Ce monde est une folie, ce système économique capitaliste est une machine à tout broyer, à tout gaspiller, à dilapider les richesses, un système pourri par les logiques de profits, individualistes, égoïstes. Les dirigeants, les possédants disent et font n'importe quoi, ils ont mis en oeuvre des politiques dites ultra-libérales présentées comme incontournables qui sont en fin de compte destructrices et criminelles.

Maintenant, il apparaît encore plus clairement, pour plus de monde peut-être, qu'il va falloir changer les priorités, les objectifs de notre société, qu'il va falloir changer les règles, tout le fonctionnement de l'économie, qu'il va falloir en virer les décideurs, les dominants, les organisateurs.

La crise actuelle n'est pas un accident, on peut quand même pas dire que c'est pas de bol, que c'est la faute d'un virus plus coriace que les autres. On voit bien qu'au delà de cette histoire de maladie, il y a bien une organisation économique, sociale, démocratique qui est incapable d'y faire face malgré tous les moyens scientifiques et techniques qui existent.

On voit bien que durant ces 40 dernières années, ces années dites de crise capitaliste, ces années de politiques d'austérité, libérales puis ultra-libérales, de privatisations, de marchandisation, de réduction des coûts partout, de modernisation "sociale", de compétitivité, de libre concurrence, tout cela n'a fait que démanteler nos outils collectifs, nos défenses, nos protections sociales, nos "armes" en fait pour faire face à tout type de danger.

Et ça se paye très cher aujourd'hui comme depuis de nombreuses années. Car on peut relativiser le virus selon où on vit. La misère, la famine, les guerres, les virus destructeurs en Afrique, en Asie, en Amériques latine ... Cela fait longtemps que la planète est en situation de catastrophe, confrontées à des drames humains considérables.

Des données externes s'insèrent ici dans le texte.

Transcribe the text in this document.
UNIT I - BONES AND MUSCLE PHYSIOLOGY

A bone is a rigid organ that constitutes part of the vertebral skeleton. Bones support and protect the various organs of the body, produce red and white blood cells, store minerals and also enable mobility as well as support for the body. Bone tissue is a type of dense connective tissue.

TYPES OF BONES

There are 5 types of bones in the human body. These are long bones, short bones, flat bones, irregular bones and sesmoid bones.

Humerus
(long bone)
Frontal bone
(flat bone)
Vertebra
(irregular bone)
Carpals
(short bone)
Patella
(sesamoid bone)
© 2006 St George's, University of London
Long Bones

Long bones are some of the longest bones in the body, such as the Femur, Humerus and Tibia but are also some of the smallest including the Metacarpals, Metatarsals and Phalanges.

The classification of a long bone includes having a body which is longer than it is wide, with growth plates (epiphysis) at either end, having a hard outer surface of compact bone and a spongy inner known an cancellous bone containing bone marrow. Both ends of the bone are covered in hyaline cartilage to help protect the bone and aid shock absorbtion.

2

Alors le ton martial des Macron et Cie, les paniques ou fausses paniques (on sait pas) des dirigeants, des possédants, de ceux justement qui sont complètement responsables de la gravité de la situation actuelle, ne doivent pas nous tromper.

D'abord dans l'urgence, ils ne font pas ce qu'il faut tant c'est à l'opposé de leur philosophie, de leur idéologie. des intérêts privés qu'ils défendent depuis toujours. Ils ont un temps de retard sur tout. Ils ne s'excuseront jamais, ils ne reconnaîtront jamais.

Reste que maintenant, il y a la priorité de soigner, de sauver des gens donc faut la mise en place d'un plan d'urgence sociale qui devrait réquisitionner, mettre au service de toute la population les richesses existantes : médicaux pour le personnel soignant et pour les malades, logements et nourriture pour les plus précaires, protections pour tous les salariés qui travaillent dans les secteurs essentiels.

Et en plus, il faut un plan qui prépare la suite avec la reconstitution des services publics, une démocratisation de la société, avec la socialisation de la recherche médicale, de l'industrie pharmaceutique, des transports, des logements ... il faut enlever au privé tous les moyens de nuire, il faut que les population reprennent (ou prennent) en main les richesses et la société.

Et on ne voit pas comment cela pourra se faire tout seul, par la volonté de ceux d'en haut, comme si ce qui se passait aujourd’hui suffirait à les faire comprendre et agir. A priori, cela signifie une bataille, un guerre" comme on dit maintenant, mais une guerre sociale, politique pour que tout change vraiment. On peut y réfléchir pendant le confinement. Mais après, on aura beaucoup de choses et de comptes à régler.